Brand: The name of a product or service that identifies that product or service and, hopefully, distinguishes that product or service from competitive products/services. Over time, a brand can become a reservoir (or symbol) of values and psychological benefits above and beyond the product/service itself.
Brand Associations: Images, emotions, colors, values, and other meanings that consumers attach to, or associate with, a brand.
Brand Awareness: The degree to which consumers are aware of (i.e., have seen or heard of) a brand. It is typically expressed as the percentage of the target population that is aware of the brand.
Brand Awareness, Aided: The percentage of respondents aware of a specific brand when asked, “Which of the following brands have you ever seen or heard of?”
Brand Awareness, Unaided: The percentage of respondents aware of a specific brand when asked, “When you think of peanut butter (i.e., category), what brands come to mind?” PROBE: “What other brands of peanut butter can you think of?”
Brand Equity: The level of awareness and consumer “goodwill” generated by a company's brands and/or products.
Brand Equity Monitor™: Decision Analyst’s proprietary model that measures relative brand preference based on all aspects of the brand, including both rational and emotional perceptions of the products/services. Learn More
Brand Footprint: A European term for Brand Image.
Brand Image: The total impression created in the mind of a potential consumer by a brand and all its functional, perceptual, and psychological associations. Brand personality, brand character, and brand expression are terms with similar meaning.
Brand Loyalty: The preference by a consumer of one brand over another, often resulting in repeat purchases for the preferred brand.
Break Off: The act of a respondent aborting a survey during its execution.
Briefing: A training session, prior to starting work on a study/survey, in which all of the survey specifications, questionnaire parts, and details of the interview are reviewed, explained, and clarified for all interviewers assigned to the project. This is generally followed by practice interviews being administered by one interviewer to another.
Broadband: See Bandwidth.
Browser: A software program that allows the user to access the web. Firefox, Chrome, and Internet Explorer are some examples of browsers.
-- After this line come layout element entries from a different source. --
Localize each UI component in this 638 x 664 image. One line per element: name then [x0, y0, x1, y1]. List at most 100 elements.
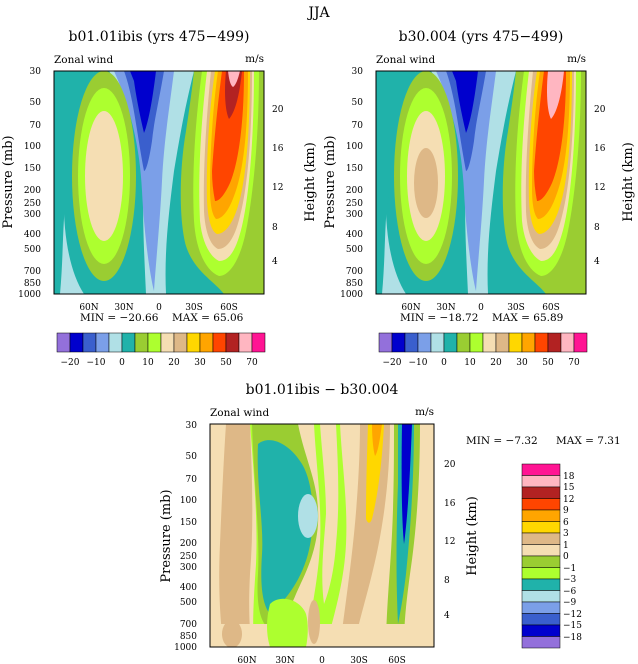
y-tick: 250 [346, 199, 363, 209]
swatch [521, 521, 561, 534]
y-tick: 70 [30, 121, 42, 131]
panel-1-x-ticks: 60N 30N 0 30S 60S [401, 303, 559, 313]
panel-1-subtitle-right: m/s [567, 53, 586, 65]
y-tick: 100 [180, 496, 197, 506]
swatch [547, 332, 562, 353]
swatch [212, 332, 227, 353]
swatch [378, 332, 393, 353]
swatch [508, 332, 523, 353]
panel-2-sh-negative-blue [401, 424, 412, 544]
swatch [573, 332, 588, 353]
x-tick: 60S [388, 656, 406, 664]
colorbar-label: 12 [563, 495, 574, 505]
x-tick: 30N [114, 303, 133, 313]
panel-2-field [210, 424, 434, 647]
panel-0-field [54, 71, 264, 294]
y-right-tick: 16 [444, 499, 456, 509]
panel-2-bottom-green [267, 598, 308, 647]
x-tick: 0 [319, 656, 325, 664]
swatch [147, 332, 162, 353]
swatch [121, 332, 136, 353]
panel-1-stratos-easterly-mid [436, 71, 496, 291]
swatch [521, 567, 561, 580]
swatch [443, 332, 458, 353]
panel-1-title: b30.004 (yrs 475−499) [399, 29, 564, 45]
y-tick: 150 [346, 164, 363, 174]
x-tick: 30S [350, 656, 368, 664]
swatch [521, 486, 561, 499]
y-tick: 30 [30, 67, 42, 77]
colorbar-label: −1 [563, 564, 576, 574]
panel-2-y-ticks: 30 50 70 100 150 200 250 300 400 500 700… [174, 421, 197, 653]
colorbar-label: 20 [168, 358, 180, 368]
panel-0-max: MAX = 65.06 [172, 312, 244, 324]
colorbar-label: −10 [409, 358, 428, 368]
colorbar-label: −15 [563, 621, 582, 631]
x-tick: 60N [237, 656, 256, 664]
swatch [521, 636, 561, 649]
y-tick: 150 [24, 164, 41, 174]
y-tick: 700 [346, 267, 363, 277]
panel-0-ylabel-right: Height (km) [303, 142, 318, 222]
colorbar-label: 50 [542, 358, 554, 368]
swatch [534, 332, 549, 353]
swatch [521, 613, 561, 626]
colorbar-label: 15 [563, 483, 575, 493]
panel-2-ylabel: Pressure (mb) [159, 489, 174, 582]
swatch [521, 475, 561, 488]
panel-0-nh-shallow-band [54, 71, 94, 294]
panel-1-ylabel: Pressure (mb) [323, 135, 338, 228]
y-right-tick: 20 [272, 105, 284, 115]
swatch [417, 332, 432, 353]
panel-1-ylabel-right: Height (km) [621, 142, 636, 222]
swatch [391, 332, 406, 353]
panel-1-field [376, 71, 586, 294]
colorbar-label: 70 [246, 358, 258, 368]
panel-2-title: b01.01ibis − b30.004 [246, 382, 399, 398]
colorbar-label: −18 [563, 633, 582, 643]
colorbar-label: −3 [563, 575, 577, 585]
y-tick: 400 [346, 230, 363, 240]
colorbar-label: 9 [563, 506, 569, 516]
panel-1-nh-shallow-band [376, 71, 416, 294]
panel-1-jet-core [414, 148, 438, 218]
y-tick: 300 [24, 210, 41, 220]
swatch [495, 332, 510, 353]
colorbar-label: 50 [220, 358, 232, 368]
swatch [521, 544, 561, 557]
y-right-tick: 4 [444, 611, 450, 621]
y-right-tick: 12 [594, 183, 605, 193]
x-tick: 0 [156, 303, 162, 313]
swatch [521, 509, 561, 522]
panel-0-sh-jet-9 [228, 71, 240, 87]
y-right-tick: 16 [272, 144, 284, 154]
panel-2-center-negative-light [298, 494, 318, 538]
panel-1-stratos-easterly-core [452, 71, 478, 133]
x-tick: 30N [275, 656, 294, 664]
swatch [173, 332, 188, 353]
panel-0-ylabel: Pressure (mb) [1, 135, 16, 228]
y-right-tick: 12 [272, 183, 283, 193]
y-right-tick: 8 [444, 576, 450, 586]
panel-0-stratos-easterly-core [130, 71, 156, 133]
panel-0-y-right-ticks: 20 16 12 8 4 [272, 105, 284, 267]
swatch [108, 332, 123, 353]
panel-0-min: MIN = −20.66 [80, 312, 159, 324]
y-tick: 70 [352, 121, 364, 131]
y-tick: 850 [24, 279, 41, 289]
panel-0-y-ticks: 30 50 70 100 150 200 250 300 400 500 700… [18, 67, 41, 300]
panel-2-bottom-tan-blob [308, 600, 320, 644]
panel-2-left-band-light [219, 424, 253, 647]
y-tick: 850 [180, 632, 197, 642]
panel-2-colorbar: 18 15 12 9 6 3 1 0 −1 −3 −6 −9 −12 −15 −… [521, 463, 582, 649]
panel-2-max: MAX = 7.31 [556, 435, 621, 447]
y-tick: 50 [30, 98, 42, 108]
swatch [199, 332, 214, 353]
colorbar-label: 10 [142, 358, 154, 368]
colorbar-label: −10 [87, 358, 106, 368]
swatch [521, 532, 561, 545]
y-right-tick: 4 [272, 257, 278, 267]
y-right-tick: 8 [594, 223, 600, 233]
swatch [482, 332, 497, 353]
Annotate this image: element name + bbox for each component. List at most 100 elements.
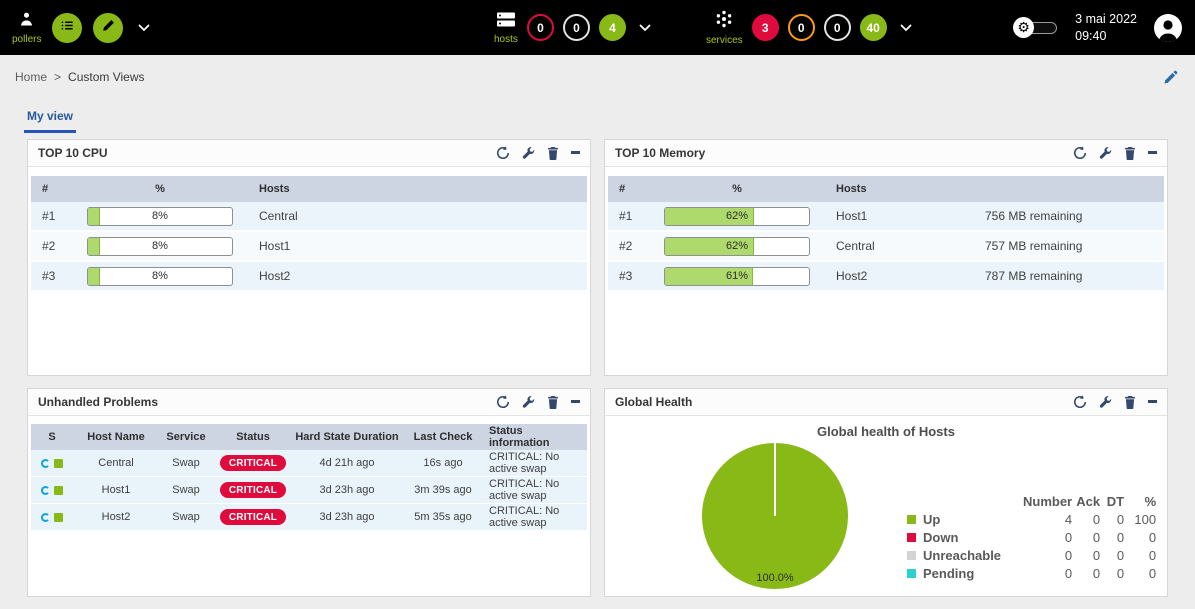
last-check-cell: 16s ago [401, 450, 485, 477]
trash-icon[interactable] [1124, 395, 1136, 409]
services-warning-badge[interactable]: 0 [787, 14, 815, 41]
progress-bar: 8% [87, 206, 233, 226]
widget-title: TOP 10 Memory [615, 146, 706, 160]
hosts-up-badge[interactable]: 4 [598, 14, 626, 41]
refresh-icon[interactable] [1073, 146, 1087, 160]
host-name-link[interactable]: Host2 [73, 504, 159, 531]
legend-number: 0 [1064, 565, 1073, 581]
column-header-remaining [984, 176, 1164, 202]
table-row: Host2 Swap CRITICAL 3d 23h ago 5m 35s ag… [31, 504, 587, 531]
widget-top10-memory: TOP 10 Memory # % Hosts #1 [604, 139, 1168, 376]
table-row: #1 62% Host1 756 MB remaining [608, 202, 1164, 232]
centreon-icon[interactable] [41, 458, 50, 468]
legend-row-down: Down 0 0 0 0 [905, 528, 1158, 546]
table-row: Host1 Swap CRITICAL 3d 23h ago 3m 39s ag… [31, 477, 587, 504]
wrench-icon[interactable] [1099, 395, 1112, 409]
status-badge: CRITICAL [219, 455, 287, 471]
host-name-link[interactable]: Central [73, 450, 159, 477]
legend-header-row: Number Ack DT % [905, 492, 1158, 510]
hosts-label: hosts [494, 33, 518, 45]
services-menu[interactable]: services [706, 9, 743, 46]
rank-cell: #2 [608, 232, 654, 262]
legend-pct: 0 [1148, 529, 1157, 545]
refresh-icon[interactable] [1073, 395, 1087, 409]
table-row: #3 8% Host2 [31, 262, 587, 292]
services-status-section: services 3 0 0 40 [706, 0, 916, 55]
minimize-icon[interactable] [1148, 400, 1157, 404]
services-ok-badge[interactable]: 40 [859, 14, 887, 41]
minimize-icon[interactable] [571, 400, 580, 404]
widget-top10-cpu: TOP 10 CPU # % Hosts #1 [27, 139, 591, 376]
remaining-cell: 756 MB remaining [984, 202, 1164, 232]
pollers-expand-chevron[interactable] [134, 15, 154, 41]
legend-label: Down [923, 529, 959, 545]
legend-label: Unreachable [923, 547, 1002, 563]
up-swatch [907, 514, 916, 524]
hosts-unreachable-badge[interactable]: 0 [562, 14, 590, 41]
hosts-expand-chevron[interactable] [635, 15, 655, 41]
host-up-square-icon [54, 458, 63, 468]
hosts-down-badge[interactable]: 0 [526, 14, 554, 41]
topbar-right-section: ⚙ 3 mai 2022 09:40 [1013, 0, 1183, 55]
progress-label: 8% [152, 209, 168, 222]
services-critical-badge[interactable]: 3 [751, 14, 779, 41]
pollers-menu[interactable]: pollers [12, 11, 41, 45]
minimize-icon[interactable] [571, 151, 580, 155]
widget-actions [1073, 146, 1157, 160]
widget-header: Global Health [605, 389, 1167, 416]
trash-icon[interactable] [1124, 146, 1136, 160]
pollers-label: pollers [12, 33, 42, 45]
wrench-icon[interactable] [522, 395, 535, 409]
trash-icon[interactable] [547, 395, 559, 409]
tab-my-view[interactable]: My view [24, 103, 77, 133]
chevron-down-icon [900, 19, 912, 37]
column-header-hosts: Hosts [820, 176, 984, 202]
chevron-down-icon [639, 19, 651, 37]
edit-view-button[interactable] [1161, 68, 1180, 87]
breadcrumb-home-link[interactable]: Home [15, 70, 48, 84]
services-unknown-badge[interactable]: 0 [823, 14, 851, 41]
percent-cell: 8% [77, 232, 243, 262]
status-badge: CRITICAL [219, 509, 287, 525]
hosts-health-pie: 100.0% [700, 441, 850, 591]
rank-cell: #3 [31, 262, 77, 292]
progress-bar: 8% [87, 236, 233, 256]
legend-header-ack: Ack [1076, 493, 1101, 509]
centreon-icon[interactable] [41, 512, 50, 522]
centreon-icon[interactable] [41, 485, 50, 495]
health-legend: Number Ack DT % Up 4 0 0 100 Down 0 [905, 492, 1158, 582]
cpu-table: # % Hosts #1 8% Central [31, 176, 587, 292]
gear-icon: ⚙ [1013, 17, 1035, 38]
user-avatar[interactable] [1153, 13, 1183, 43]
refresh-icon[interactable] [496, 146, 510, 160]
percent-cell: 8% [77, 262, 243, 292]
refresh-icon[interactable] [496, 395, 510, 409]
hosts-status-section: hosts 0 0 4 [494, 0, 655, 55]
minimize-icon[interactable] [1148, 151, 1157, 155]
service-link[interactable]: Swap [159, 450, 213, 477]
user-icon [1154, 13, 1182, 42]
wrench-icon[interactable] [522, 146, 535, 160]
host-name-link[interactable]: Host1 [73, 477, 159, 504]
legend-dt: 0 [1116, 547, 1125, 563]
poller-config-button[interactable] [93, 12, 124, 43]
host-cell: Host1 [243, 232, 587, 262]
legend-ack: 0 [1092, 529, 1101, 545]
service-link[interactable]: Swap [159, 504, 213, 531]
legend-header-pct: % [1144, 493, 1157, 509]
progress-fill [665, 267, 753, 285]
legend-ack: 0 [1092, 565, 1101, 581]
column-header-s: S [31, 424, 73, 450]
legend-number: 0 [1064, 547, 1073, 563]
poller-list-button[interactable] [52, 12, 83, 43]
pending-swatch [907, 568, 916, 578]
services-expand-chevron[interactable] [896, 15, 916, 41]
widget-actions [496, 395, 580, 409]
status-info-cell: CRITICAL: No active swap [485, 504, 587, 531]
wrench-icon[interactable] [1099, 146, 1112, 160]
table-row: #2 62% Central 757 MB remaining [608, 232, 1164, 262]
hosts-menu[interactable]: hosts [494, 11, 518, 45]
trash-icon[interactable] [547, 146, 559, 160]
service-link[interactable]: Swap [159, 477, 213, 504]
settings-toggle[interactable]: ⚙ [1013, 17, 1059, 38]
Bulletin Board: A software system that permits people to have discussions online, read postings, add comments and feedback, upload and download files, etc. Decision Analyst conducts Time-Extended™ Online Discussion Forums using bulletin board software. Learn More
Buying Intent: Also called Purchase Intent. A five-point scale used to measure the likelihood that a respondent will purchase a product or service: “definitely buy,” “probably buy,” “might or might not buy,” “probably not buy,” and “definitely not buy.”